The following graph represents the sublevel set $ S_{-1} = \{(x,y):f(x,y)\le-1\} $ (this is not an epigraph!). Is the function $ f(x,y)=-2e^{x} +y$ convex? Is it quasiconvex? Explain based on the graph.
I know that the difference between an epigraph and a sublevel set is that an epigraph like the function is part of $\Bbb R^3$ and a sublevel set part of $\Bbb R^2$.
$ -2e^{x} +y\le-1 $
$ y\le2e^{x}-1 $
So, this is the graph of $ -2e^{x} +y=-1 $
The represented sublevel set is not convex and the function is neither convex. Is that correct?

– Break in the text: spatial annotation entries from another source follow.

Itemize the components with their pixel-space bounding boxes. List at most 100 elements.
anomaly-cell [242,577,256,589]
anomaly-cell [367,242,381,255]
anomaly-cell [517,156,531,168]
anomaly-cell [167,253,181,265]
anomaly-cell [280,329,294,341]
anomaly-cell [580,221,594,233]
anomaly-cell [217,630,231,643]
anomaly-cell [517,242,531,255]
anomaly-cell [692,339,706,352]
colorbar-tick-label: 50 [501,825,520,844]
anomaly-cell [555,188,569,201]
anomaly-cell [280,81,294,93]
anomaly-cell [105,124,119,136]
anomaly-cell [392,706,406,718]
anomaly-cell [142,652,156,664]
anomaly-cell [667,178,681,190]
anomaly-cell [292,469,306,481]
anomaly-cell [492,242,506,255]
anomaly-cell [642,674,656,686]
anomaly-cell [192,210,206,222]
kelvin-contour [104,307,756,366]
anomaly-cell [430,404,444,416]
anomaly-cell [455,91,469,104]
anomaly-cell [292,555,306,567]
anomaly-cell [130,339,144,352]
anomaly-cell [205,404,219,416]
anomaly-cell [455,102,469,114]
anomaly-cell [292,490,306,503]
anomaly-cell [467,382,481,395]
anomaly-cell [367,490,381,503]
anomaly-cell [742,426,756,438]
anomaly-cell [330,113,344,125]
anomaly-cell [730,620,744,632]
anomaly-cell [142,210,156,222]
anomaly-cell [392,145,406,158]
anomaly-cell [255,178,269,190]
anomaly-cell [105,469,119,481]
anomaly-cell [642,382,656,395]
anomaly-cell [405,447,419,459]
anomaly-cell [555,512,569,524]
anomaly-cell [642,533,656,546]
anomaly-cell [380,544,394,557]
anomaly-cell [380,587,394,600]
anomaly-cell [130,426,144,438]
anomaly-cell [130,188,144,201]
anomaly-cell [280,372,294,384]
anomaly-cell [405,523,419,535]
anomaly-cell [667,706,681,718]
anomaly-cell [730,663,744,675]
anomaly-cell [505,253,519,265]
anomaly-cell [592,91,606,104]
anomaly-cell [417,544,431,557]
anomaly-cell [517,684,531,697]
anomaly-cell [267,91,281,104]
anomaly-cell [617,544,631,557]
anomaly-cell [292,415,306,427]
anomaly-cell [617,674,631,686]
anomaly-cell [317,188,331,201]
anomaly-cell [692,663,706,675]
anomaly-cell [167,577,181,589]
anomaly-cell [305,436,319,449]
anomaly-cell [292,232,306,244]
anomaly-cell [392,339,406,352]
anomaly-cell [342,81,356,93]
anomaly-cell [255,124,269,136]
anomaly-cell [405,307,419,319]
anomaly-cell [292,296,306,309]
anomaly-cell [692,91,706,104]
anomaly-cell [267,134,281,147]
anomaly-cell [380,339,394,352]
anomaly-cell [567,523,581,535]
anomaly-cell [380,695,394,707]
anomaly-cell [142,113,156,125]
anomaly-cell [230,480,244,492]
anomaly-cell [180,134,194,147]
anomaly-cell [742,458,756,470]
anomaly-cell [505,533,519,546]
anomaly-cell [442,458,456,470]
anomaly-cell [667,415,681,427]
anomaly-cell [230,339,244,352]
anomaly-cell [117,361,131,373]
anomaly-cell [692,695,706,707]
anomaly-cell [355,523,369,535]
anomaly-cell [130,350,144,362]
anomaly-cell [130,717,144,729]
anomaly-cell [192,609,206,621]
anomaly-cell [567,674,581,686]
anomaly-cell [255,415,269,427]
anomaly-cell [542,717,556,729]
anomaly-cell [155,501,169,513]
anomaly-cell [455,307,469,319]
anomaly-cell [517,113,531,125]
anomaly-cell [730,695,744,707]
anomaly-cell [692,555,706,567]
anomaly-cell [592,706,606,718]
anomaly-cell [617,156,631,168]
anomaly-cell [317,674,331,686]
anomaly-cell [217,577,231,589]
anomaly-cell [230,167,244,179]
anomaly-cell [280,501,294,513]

Can I say that the function is not convex, because if
$f$ is a convex function $\Rightarrow$ it's level sets are convex?
This not here the case.
I know that if:
- $f$ is convex $\Leftarrow\Rightarrow$ $epi f$ is a convex level set
- $f$ is convex $\Rightarrow$ all $S_{k}$ sublevel sets must be convex.
Best Answer
The sublevel sets of a convex function are convex. The shaded region is the intersection of a sublevel set with a convex set; it is not convex, therefore the sublevel set is not convex, therefore the function is not convex.